In any case, I'm pretty sure email isn't dead, and I'm even more sure that the Nielsen report has no bearing on the question.

One interesting bit did catch my attention, though. Google's Orkut seems to be doing quite well in its target market of Brazil [Orkut has since been shut down --D.H. Dec 2015].

Sunday, August 23, 2009

Some highlights of the year

Here are some tidbits gleaned from Google Analytics:
  • The top five pages are
    1. The main Field Notes page. I think that's generally people dropping back in to check the site.
    2. Go ahead and talk to strangers, about the intriguing and popular Omegle anonymous chat server.
    3. Information age: Not dead yet, a reply to Joe Andrieu's contention that the Information Age is behind us now, has been picking up steady traffic from searches like "When did the information age begin?" ever since. It doesn't answer the question. Rather, it argues that the question itself is ill-defined, which I still think is a valid response.
    4. "Hackers crack SSL", one of a series of articles in which I tried to track down what actually happened and discovered an interesting tale. I suspect that at least some visitors were looking for advice on how to crack SSL, in which case they would likely have come away disappointed.
    5. Now what happened to my bookmarks?, another post likely to disappoint searchers. It's about why I don't seem to use the bookmarks feature on by browser much at all, not about how to recover lost bookmarks, so I've added a note at the top with links to several more useful pages and/or searches.
  • The top five searches are
    1. omega talk to strangers (see above)
    2. how to guess someones password on worldscape. It turns out that the words in question appear in close enough proximity for Google to think I might have something to say on the topic. I don't.
    3. field notes on the web, fairly enough
    4. what happened to my google bookmarks (see above)
    5. when did the information age begin (likewise)
  • Other searhces that caught my eye, for whatever reason
    • how many threes are in a dozen?
    • powerset -"power set" -powersets
    • hammock kenotic torrent
    • "poach tickets"
    • "david hull" -aerosmith +microsoft
    • "david hull" -aerosmith -humanities
    • "what's a concept"
    • accelerometer, disable the device,driving
    • al gore lisp
    • all human knowledge how much information
    • hand ciphers touch-tone phone
    • how can the concept of a wovel be used in ecommerce systems
    • j. k. rowling lisp
    • photo fedex man eating lunch
    • quick before you change your mind david hull
    • salt lake city trip checked into hotel
    • was kathleen antonelli interested in music
    • what is that chat room called? omega something? chat with strangers?
    • why did the information age occur
["How many threes are in a dozen?" has a particularly interesting history with this blog ... I'll let you do the searching, particularly since results may change from time to time ... --D.H. Dec 2015]

Friday, May 23, 2008

Crowdsourcing crime statistics

A while ago I ran across a dispute concerning Sitefinder. Sitefinder provides access to a database of cell tower locations. Unfortunately, the database is incomplete, as not all providers have agreed to provide data for it. In the original post, I suggested this was a job for crowdsourcing, though I don't know whether anything of the sort actually happened.

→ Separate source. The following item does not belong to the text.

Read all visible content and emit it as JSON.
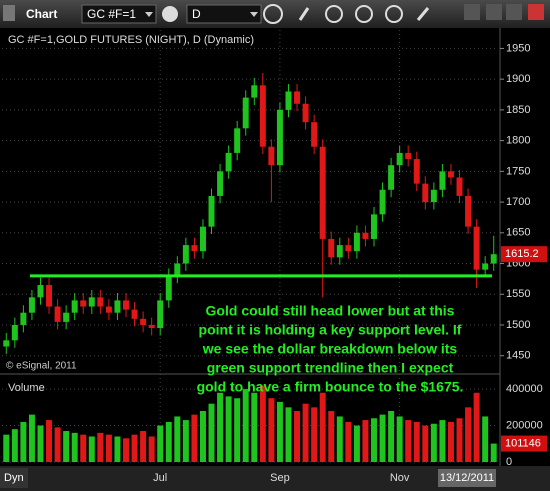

However, someone has put into practice the general concept of crowdsourcing a parallel database when the official information is not readily available. Vasco Furtado's site, wikicrimes.org, uses pushpins on a Google map to chart crime in Brazil. Anyone can add a pushpin, or confirm (or disconfirm) a crime already reported.

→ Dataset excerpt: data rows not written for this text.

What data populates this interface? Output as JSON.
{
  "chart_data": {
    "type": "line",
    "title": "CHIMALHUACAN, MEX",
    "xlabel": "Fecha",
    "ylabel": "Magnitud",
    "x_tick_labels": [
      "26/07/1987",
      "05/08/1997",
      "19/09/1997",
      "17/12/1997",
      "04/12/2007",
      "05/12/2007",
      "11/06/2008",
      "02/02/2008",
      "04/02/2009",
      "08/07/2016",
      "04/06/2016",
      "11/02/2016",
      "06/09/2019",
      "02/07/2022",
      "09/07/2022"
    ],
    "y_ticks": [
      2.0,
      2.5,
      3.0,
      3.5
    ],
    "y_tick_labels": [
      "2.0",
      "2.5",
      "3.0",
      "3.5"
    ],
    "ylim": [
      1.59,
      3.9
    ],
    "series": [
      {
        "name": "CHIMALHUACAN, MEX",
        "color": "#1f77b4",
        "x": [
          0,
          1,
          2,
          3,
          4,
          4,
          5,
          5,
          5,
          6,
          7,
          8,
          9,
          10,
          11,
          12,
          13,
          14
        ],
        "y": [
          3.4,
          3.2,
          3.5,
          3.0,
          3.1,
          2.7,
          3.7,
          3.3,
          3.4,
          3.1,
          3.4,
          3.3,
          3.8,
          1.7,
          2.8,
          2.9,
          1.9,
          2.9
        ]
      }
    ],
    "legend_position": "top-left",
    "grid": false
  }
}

Judging from the site, either they haven't hit critical mass yet or Brazil's crime rate is exceptionally low. Even if there were more data points, one would have to take it with a grain of salt, if only because some areas may happen to have more wikicrimes contributors and different areas have different rates of internet penetration. Of course, one should take any statistics, official or otherwise, with a grain of salt. At the very least, it's an interesting experiment.